Business Checking Account
With a checking account, your business can deposit and withdraw cash from a bank through ATM cards, electronic debit cards or checks. Some business checking accounts require a minimal deposit before establishing a new account while others require only proof of business and identification. Checking accounts provide a wide range of financial services at highly competent rates. Banks allow various types of checking accounts, depending on the financial needs of a business and the legal requirements of a bank. Some banks, for instance, allow an unlimited amount of checks to be written for cash withdrawal per month. Others restrict the number of checks a business can write. Banks also have different minimum monthly checking account balance requirements, so do shop around before you decide.
Business Savings Account
A savings account is an interest-bearing account. With this type of account, you're essentially letting the bank manage and invest your money, and in return you get a constant stream of interst. Savings accounts are not linked with checkbooks and debit cards. Instead, you'll withdraw cash through an ATM card or a personal visit to the bank itself. Some business savings accounts require a minimum deposit to be maintained at all times, and there are tight regulations about what banks can and cannot do with your money. Bank statements and passbooks list all monthly business savings account transactions.

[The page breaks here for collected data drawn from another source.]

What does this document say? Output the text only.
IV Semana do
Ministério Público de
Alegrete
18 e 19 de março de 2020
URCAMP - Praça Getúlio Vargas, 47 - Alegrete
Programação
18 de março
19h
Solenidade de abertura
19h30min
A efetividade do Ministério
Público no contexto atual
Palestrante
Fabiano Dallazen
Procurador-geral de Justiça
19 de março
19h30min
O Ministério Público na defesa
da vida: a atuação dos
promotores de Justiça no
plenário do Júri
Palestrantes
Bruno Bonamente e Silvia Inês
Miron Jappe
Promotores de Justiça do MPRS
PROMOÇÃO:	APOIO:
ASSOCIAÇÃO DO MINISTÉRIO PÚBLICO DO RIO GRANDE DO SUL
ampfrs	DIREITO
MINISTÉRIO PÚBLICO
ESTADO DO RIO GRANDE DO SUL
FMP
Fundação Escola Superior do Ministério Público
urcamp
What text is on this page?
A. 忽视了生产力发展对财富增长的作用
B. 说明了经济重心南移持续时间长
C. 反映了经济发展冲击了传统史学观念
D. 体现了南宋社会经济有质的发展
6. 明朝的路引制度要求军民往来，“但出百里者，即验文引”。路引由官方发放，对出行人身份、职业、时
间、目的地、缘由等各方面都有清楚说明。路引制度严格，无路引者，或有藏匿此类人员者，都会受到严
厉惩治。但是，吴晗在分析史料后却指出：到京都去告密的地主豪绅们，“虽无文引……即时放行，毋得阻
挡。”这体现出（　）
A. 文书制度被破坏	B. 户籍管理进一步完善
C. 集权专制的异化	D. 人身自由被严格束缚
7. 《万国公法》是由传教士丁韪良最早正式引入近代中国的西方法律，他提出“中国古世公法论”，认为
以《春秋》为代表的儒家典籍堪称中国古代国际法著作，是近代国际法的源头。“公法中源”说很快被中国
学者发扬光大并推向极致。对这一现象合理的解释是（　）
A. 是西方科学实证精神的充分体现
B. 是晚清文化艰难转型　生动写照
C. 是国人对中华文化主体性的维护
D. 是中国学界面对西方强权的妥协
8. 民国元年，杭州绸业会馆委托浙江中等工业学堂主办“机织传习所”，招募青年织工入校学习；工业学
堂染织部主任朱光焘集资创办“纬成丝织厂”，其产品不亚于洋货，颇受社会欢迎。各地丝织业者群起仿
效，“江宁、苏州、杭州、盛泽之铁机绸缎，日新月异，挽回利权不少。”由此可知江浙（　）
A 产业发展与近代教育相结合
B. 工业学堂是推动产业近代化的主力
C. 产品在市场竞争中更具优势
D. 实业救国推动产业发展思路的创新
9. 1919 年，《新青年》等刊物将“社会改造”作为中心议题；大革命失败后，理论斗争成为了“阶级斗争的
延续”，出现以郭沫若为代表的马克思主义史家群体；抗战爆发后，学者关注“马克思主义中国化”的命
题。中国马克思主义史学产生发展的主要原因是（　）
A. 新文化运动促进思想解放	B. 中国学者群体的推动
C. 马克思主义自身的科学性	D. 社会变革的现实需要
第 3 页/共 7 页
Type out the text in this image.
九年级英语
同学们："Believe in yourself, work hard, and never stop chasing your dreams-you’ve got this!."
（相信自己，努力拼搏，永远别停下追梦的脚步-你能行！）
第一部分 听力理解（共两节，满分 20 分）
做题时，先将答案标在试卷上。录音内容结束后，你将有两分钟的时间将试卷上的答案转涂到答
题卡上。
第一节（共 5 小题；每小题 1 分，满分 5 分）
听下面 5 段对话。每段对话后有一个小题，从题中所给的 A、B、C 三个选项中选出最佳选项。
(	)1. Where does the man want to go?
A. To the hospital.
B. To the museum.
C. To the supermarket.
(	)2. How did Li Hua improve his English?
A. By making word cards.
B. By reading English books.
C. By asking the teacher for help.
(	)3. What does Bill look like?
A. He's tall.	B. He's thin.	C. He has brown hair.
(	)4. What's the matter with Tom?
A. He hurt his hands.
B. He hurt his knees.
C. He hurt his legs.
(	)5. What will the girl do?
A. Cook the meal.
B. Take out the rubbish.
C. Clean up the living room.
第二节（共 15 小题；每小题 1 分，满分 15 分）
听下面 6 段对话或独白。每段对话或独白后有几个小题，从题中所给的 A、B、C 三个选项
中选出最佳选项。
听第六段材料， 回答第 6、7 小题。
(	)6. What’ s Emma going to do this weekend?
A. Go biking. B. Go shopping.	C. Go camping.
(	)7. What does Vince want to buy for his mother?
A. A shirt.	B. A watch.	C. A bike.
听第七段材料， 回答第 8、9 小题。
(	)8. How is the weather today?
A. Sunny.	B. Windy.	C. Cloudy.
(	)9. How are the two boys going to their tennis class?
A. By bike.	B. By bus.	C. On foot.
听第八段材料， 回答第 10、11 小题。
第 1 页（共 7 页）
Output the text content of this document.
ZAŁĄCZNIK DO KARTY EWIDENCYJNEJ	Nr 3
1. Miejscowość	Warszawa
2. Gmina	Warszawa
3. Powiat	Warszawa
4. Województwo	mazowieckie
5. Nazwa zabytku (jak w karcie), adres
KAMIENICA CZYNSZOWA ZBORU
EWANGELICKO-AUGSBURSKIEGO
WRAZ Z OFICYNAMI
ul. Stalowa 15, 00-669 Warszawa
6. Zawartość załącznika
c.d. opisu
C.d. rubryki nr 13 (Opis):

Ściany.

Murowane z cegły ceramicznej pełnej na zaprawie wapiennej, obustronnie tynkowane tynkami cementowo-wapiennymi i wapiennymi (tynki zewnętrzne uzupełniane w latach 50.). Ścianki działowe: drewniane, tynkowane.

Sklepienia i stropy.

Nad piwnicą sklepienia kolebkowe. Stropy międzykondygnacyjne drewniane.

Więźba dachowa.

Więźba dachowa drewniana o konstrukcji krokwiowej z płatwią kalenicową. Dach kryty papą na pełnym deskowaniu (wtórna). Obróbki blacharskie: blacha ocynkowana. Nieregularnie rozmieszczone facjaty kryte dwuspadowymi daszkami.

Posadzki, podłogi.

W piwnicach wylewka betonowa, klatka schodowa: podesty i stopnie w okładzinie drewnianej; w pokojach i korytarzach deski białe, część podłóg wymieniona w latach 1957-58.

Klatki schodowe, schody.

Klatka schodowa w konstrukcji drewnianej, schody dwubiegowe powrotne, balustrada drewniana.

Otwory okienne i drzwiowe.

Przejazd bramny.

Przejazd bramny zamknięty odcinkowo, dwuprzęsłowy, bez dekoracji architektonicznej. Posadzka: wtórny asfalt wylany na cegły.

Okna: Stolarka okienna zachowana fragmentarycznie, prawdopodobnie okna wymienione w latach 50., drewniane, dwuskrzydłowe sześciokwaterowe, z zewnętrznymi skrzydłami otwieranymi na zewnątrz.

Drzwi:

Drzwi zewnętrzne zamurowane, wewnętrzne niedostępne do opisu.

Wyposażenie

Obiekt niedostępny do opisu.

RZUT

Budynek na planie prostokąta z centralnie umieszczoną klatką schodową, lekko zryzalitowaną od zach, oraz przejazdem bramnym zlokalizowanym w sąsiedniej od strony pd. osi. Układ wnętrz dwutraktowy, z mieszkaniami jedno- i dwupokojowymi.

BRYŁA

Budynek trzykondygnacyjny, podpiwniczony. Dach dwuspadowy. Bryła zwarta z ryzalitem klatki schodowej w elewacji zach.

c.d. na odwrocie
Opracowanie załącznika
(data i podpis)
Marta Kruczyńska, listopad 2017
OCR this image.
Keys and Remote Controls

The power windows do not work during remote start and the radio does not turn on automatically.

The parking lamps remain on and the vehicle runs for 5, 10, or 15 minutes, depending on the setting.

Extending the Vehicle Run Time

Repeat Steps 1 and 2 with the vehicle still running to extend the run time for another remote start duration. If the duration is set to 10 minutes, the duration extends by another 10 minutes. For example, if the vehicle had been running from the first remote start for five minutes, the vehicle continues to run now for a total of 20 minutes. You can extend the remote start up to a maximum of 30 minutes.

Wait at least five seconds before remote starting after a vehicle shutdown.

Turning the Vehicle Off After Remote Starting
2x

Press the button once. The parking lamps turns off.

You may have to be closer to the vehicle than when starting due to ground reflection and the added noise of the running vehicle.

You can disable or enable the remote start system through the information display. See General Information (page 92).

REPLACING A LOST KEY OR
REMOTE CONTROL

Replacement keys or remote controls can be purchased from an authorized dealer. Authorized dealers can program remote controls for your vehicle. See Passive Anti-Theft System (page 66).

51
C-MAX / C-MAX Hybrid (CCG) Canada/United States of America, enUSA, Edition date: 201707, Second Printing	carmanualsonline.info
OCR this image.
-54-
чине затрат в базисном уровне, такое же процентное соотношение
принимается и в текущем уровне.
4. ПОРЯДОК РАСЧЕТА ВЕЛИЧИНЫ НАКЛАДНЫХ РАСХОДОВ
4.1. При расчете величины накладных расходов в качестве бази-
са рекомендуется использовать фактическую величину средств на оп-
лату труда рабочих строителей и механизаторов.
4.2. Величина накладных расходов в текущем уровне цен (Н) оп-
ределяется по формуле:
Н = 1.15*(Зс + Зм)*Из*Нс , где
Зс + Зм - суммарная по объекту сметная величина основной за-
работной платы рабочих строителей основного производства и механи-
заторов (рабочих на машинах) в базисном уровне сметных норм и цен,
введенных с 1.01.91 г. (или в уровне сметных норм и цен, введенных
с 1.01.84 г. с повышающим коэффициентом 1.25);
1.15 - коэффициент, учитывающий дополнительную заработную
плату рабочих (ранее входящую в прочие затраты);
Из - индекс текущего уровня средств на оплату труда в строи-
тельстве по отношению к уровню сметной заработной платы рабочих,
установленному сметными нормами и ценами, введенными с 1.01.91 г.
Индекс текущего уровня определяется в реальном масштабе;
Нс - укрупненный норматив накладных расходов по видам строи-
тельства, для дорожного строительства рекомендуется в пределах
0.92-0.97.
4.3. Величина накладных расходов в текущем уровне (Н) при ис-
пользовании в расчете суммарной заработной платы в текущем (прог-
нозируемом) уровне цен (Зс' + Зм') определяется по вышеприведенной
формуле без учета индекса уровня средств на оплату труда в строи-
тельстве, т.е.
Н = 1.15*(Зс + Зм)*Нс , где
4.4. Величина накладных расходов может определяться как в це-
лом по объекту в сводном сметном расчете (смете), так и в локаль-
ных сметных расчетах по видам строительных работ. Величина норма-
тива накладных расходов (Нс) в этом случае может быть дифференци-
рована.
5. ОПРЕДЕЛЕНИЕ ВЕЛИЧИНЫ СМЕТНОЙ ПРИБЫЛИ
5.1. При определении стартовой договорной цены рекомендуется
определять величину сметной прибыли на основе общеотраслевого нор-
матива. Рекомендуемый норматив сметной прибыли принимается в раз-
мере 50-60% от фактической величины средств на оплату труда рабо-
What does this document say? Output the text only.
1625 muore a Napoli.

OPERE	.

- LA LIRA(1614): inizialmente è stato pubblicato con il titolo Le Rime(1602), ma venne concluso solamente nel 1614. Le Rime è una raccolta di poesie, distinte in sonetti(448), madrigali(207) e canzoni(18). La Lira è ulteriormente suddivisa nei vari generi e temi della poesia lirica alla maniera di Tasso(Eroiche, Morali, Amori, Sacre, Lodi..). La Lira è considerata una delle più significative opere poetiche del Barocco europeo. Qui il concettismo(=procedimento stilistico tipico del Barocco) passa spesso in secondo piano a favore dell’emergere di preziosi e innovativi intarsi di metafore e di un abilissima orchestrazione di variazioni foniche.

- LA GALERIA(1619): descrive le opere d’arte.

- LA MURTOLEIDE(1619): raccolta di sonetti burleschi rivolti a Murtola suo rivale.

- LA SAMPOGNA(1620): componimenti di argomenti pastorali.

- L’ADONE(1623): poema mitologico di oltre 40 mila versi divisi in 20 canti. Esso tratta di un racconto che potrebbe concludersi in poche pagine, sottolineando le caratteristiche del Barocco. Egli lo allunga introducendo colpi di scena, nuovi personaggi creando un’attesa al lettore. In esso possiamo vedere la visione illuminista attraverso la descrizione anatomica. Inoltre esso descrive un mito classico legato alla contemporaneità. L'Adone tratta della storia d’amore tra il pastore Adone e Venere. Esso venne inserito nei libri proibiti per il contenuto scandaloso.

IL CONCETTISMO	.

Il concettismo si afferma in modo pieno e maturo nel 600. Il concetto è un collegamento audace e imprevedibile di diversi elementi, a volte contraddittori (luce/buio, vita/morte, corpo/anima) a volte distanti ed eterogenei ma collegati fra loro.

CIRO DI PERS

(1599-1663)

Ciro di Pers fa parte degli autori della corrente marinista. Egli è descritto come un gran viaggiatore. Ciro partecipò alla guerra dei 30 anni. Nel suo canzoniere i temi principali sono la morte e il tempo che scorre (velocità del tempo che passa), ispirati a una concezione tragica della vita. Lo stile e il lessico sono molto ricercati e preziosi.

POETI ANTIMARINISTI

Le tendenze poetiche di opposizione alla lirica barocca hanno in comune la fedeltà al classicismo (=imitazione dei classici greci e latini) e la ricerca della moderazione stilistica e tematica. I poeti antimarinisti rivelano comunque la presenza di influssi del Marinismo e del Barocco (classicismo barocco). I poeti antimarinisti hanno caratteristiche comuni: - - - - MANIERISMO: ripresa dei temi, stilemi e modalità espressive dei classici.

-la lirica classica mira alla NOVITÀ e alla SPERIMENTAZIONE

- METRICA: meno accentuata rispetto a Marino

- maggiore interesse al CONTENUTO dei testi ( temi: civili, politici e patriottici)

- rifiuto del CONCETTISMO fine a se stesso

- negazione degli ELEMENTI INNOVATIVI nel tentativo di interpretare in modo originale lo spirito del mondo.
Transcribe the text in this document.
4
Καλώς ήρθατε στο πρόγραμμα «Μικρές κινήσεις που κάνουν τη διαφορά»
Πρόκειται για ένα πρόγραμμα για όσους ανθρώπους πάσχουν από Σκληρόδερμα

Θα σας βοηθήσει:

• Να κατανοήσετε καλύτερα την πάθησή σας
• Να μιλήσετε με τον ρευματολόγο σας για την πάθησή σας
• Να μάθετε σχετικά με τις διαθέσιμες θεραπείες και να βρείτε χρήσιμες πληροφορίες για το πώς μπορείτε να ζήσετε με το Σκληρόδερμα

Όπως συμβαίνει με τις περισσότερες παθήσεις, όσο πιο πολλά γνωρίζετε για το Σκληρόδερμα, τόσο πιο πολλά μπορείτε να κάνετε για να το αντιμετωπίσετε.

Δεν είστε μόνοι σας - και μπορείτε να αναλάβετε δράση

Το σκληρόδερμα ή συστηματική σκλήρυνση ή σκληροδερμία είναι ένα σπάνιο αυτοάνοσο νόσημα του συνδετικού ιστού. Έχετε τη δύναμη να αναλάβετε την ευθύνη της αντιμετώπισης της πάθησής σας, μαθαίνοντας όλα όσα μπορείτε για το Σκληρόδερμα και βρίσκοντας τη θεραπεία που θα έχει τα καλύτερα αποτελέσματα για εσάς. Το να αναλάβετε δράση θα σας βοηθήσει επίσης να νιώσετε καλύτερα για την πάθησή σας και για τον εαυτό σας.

Business Certificate of Deposit
A certificate of deposit is a time-bound instrument of debt, issued by a bank or other financial institution. With a CD account, you're essentially putting aside a chunk of money for a specific period of time, usually one month to five years, in return for a fixed rate of interest. A certificate of deposit bears a maturity date, which determines the interest rate accrued upon maturity. The Federal Deposit Insurance Corporation insures and guarantees the safety of all bank-issued CDs. Not all banks, however, are insured by the FDIC.Typically uninsured banks provide higher interest rates but less security on CDs than an insured bank. Businesses have the option of looking into various types of CDs, including callable CDs, brokered CDs, liquid CDs, variable rate CDs, add-on CDs and zero-coupon CDs.